Dans un contexte de montée de l’extrémisme religieux, les autorités du Kirghizistan, pays musulman et laïque d’Asie centrale, s’apprêtent à renforcer l’encadrement de la religion, et notamment de l’islam. Une initiative qui fait écho à la loi controversée sur le « séparatisme » adoptée en France en 2021, visant à lutter contre l’islamisme radical.
Selon des sources proches du dossier, le Parlement kirghize, dominé par le parti présidentiel, a adopté mardi en première lecture des amendements à la loi « sur la liberté de religion et les associations religieuses ». Ces modifications, initiées par le gouvernement, prévoient notamment :
- L’interdiction des partis politiques à base religieuse
- L’interdiction des activités de prédication de porte-à-porte
- La création d' »organes centraux » pour réguler les associations religieuses
- L’obligation d’obtenir une autorisation préalable pour suivre un enseignement religieux à l’étranger
Inquiétudes face à la radicalisation
Ce durcissement intervient alors que les autorités kirghizes s’alarment de la progression de l’extrémisme religieux dans le pays. Comme le rapportent plusieurs médias locaux, une centaine de mosquées, principalement dans le sud du pays réputé plus religieux, ont été fermées ces deux dernières années.
De plus, les forces de l’ordre annoncent régulièrement l’arrestation de membres présumés de divers groupes jihadistes et le rapatriement de familles parties combattre au Moyen-Orient. En novembre dernier, le président Sadyr Japarov avait ainsi convoqué les principaux chefs religieux, les exhortant à participer à la « lutte contre les éléments radicaux ».
Un phénomène qui touche toute l’Asie centrale post-soviétique
La situation du Kirghizistan est symptomatique d’une tendance plus large en Asie centrale depuis l’effondrement de l’URSS et la fin de décennies d’athéisme d’État.
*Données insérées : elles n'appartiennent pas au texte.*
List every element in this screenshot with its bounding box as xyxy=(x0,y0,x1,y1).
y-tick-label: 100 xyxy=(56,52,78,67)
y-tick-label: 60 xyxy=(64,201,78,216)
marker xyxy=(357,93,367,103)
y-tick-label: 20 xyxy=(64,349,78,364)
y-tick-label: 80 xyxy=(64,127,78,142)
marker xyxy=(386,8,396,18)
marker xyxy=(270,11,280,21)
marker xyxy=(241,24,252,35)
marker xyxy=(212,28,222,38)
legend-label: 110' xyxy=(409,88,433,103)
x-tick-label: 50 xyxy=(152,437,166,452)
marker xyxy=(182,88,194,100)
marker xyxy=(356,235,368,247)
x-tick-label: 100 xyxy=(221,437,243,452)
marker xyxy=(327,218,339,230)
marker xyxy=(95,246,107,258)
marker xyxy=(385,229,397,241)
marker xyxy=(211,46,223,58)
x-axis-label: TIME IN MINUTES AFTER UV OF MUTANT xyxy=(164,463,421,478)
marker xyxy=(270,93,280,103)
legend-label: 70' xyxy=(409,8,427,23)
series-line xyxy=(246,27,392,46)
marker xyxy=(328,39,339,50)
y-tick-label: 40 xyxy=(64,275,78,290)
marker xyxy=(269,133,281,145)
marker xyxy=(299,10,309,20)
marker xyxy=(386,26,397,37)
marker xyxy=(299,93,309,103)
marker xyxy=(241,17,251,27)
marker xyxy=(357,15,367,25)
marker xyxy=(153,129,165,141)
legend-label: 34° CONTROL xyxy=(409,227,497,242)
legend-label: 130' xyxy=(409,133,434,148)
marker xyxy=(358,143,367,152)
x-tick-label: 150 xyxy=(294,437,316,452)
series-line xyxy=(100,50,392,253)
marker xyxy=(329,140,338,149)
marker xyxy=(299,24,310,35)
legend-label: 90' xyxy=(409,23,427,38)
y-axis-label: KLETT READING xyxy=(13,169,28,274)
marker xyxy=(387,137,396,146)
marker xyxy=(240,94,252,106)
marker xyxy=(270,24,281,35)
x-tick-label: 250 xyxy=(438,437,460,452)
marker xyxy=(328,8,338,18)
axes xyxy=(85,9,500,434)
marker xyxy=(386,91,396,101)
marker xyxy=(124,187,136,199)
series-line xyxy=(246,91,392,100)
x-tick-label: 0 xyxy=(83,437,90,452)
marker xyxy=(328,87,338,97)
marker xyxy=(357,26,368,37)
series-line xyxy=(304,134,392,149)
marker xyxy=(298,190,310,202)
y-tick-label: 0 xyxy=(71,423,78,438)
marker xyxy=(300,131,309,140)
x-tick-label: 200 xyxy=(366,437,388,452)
Cette vaste région, qui englobe également le Kazakhstan, l’Ouzbékistan, le Tadjikistan et le Turkménistan, a vu des milliers de ses ressortissants rejoindre des organisations jihadistes en Syrie et en Irak, en particulier entre 2013 et 2015.
Très récemment, l’Organisation de coopération de Shanghai (OCS), qui regroupe plusieurs pays de la zone, s’est inquiétée de la présence de combattants centrasiatiques dans les rangs des groupes islamistes en Syrie ayant fait chuter le régime en décembre.
Entre liberté religieuse et sécurité nationale
Si le spectre de la radicalisation est bien réel, les mesures prises par le Kirghizistan, comme celles adoptées en France avec la loi sur le « séparatisme », soulèvent des questions quant à l’équilibre délicat entre la préservation de la liberté religieuse et les impératifs de sécurité nationale.
Les autorités kirghizes parviendront-elles, par ce contrôle renforcé, à endiguer l’extrémisme sans porter atteinte aux droits des croyants ? Quelle sera la réaction de la population et des organisations religieuses face à cette reprise en main ? Autant d’interrogations qui devront trouver réponse dans les mois à venir, alors que le pays s’engage dans une nouvelle étape de la régulation du fait religieux.
La lutte contre l’extrémisme est un défi majeur pour nos sociétés, mais elle ne doit pas se faire au détriment des libertés fondamentales. Un équilibre subtil et un dialogue constant sont plus que jamais nécessaires.
Un expert des questions religieuses en Asie centrale
Face à la menace jihadiste, le Kirghizistan a choisi la voie d’un encadrement strict de la religion. Une stratégie qui comporte sa part de risques et qui sera scrutée avec attention, au-delà même des frontières de ce petit pays montagneux coincé entre la Chine et les steppes kazakhes.